Drei Fragen an… Hannah Engelmann


Was machst du, wenn du nicht gerade das utopival mit deinem Talent bereicherst?hannah

Außerhalb des Utopivals bereibe ich fröhliches Politprojekthopping in den Themenbereichen Tierbefreiung, Kapitalismus- und Gesellschaftskritik, Weißsein und Rassismuskritik, Geschlecht und Queerfeminismus. Mich beschäftigt auch die Frage, wie Menschen langfristig politisch aktiv bleiben können und dabei bei allem intensiven Engagement nicht an Überlastung scheitern. Und, damit einhergehend, wie wir einen solidarischen Umgang mit Repression und anderen staatlichen Stolpersteinen finden können.

Wenn deine Utopie für eine Gesellschaft von morgen schon heute lebendig wäre, dann…

…dann wäre unsere Gesellschaft von Miteinander geprägt. Die Produktionsstätten würden von den Arbeiter_innen in Kooperation mit Räten besessen und organisiert, und die oberste Maxime wären die Befriedigung von Bedürfnissen und Wünschen bei Vermeidung von Zerstörung und Leid. Die Güter würden frei und gerecht ausgetauscht, ohne dass Profit entstünde. Unabhängig von Leistung oder Arbeit würden die Grundbedürfnisse aller Menschen gedeckt, sodass Freiräume für Engagement und Kunst, Philosophie und Müßiggang entstünden. Klimafreundliche, öffentliche Verkehrsmittel würden den Menschen volle Bewegungsfreiheit ermöglichen, ohne Ausschlüsse durch Kosten oder Grenzen. Anstelle von Zwang, Druck, Angst und internalisierte Selbstbeherrschung träten Freude, Lust, Neugierde und Solidarität mit der Gemeinschaft als die wesentlichen Triebfedern menschlicher Aktivität.
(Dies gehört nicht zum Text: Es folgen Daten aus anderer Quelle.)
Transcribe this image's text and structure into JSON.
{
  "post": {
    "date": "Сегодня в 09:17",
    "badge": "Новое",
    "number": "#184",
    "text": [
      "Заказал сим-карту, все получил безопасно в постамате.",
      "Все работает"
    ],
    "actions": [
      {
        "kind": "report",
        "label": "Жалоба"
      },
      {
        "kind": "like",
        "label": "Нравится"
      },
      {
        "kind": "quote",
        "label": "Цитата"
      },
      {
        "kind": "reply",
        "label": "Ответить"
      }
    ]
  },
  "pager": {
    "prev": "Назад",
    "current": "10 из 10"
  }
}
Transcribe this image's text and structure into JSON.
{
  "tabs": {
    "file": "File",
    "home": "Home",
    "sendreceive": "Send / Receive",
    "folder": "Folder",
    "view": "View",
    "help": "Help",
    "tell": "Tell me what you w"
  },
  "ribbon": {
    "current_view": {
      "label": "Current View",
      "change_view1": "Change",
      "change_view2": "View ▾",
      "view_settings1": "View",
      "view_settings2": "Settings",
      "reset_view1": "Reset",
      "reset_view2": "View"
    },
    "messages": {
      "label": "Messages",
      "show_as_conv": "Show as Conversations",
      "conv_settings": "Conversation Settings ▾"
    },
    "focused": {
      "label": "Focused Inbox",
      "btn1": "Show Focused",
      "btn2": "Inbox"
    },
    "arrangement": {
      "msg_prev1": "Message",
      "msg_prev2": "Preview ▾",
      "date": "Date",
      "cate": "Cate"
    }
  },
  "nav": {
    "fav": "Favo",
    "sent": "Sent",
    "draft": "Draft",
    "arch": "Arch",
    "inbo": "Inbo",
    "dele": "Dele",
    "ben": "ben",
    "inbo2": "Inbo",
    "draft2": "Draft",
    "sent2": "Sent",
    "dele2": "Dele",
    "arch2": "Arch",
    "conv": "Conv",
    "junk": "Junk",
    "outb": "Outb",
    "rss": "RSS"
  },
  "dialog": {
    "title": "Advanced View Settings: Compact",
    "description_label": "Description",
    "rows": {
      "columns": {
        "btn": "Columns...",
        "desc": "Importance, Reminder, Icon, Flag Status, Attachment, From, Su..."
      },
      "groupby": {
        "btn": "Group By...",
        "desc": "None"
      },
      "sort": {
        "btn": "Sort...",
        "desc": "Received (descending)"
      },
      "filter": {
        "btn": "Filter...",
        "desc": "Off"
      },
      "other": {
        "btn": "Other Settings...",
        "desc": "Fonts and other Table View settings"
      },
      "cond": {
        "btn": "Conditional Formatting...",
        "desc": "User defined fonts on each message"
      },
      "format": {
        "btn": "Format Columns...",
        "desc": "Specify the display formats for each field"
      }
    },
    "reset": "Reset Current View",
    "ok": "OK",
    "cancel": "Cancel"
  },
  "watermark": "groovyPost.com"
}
Welche ganz praktischen 4 Schritte dahin gibt es, die jede*r im Alltag umsetzen kann?

a) Laufe keine fünf einfachen Schritte ab, die irgendeine Ratgeberin Dir vorgibt. Nimm ihre Anregungen und mach was eigenes draus, diskutier’s mit Deinen Leuten und entwickle es weiter – oder lass es liegen.

b) Trau Dich, aus verkrusteten Strukturen auszubrechen und dem inneren Polizisten, der in unseren Köpfen herumspukt, ein Schnippchen zu schlagen.

=> Frage Dich ab und zu: Mache ich das, weil es üblich, gut für den Lebenslauf und für meine Verwertbarkeit auf dem Arbeitsmarkt ist – oder, weil ich glücklich darauf zurückblicken werde, wenn ich mein Leben reflektiere?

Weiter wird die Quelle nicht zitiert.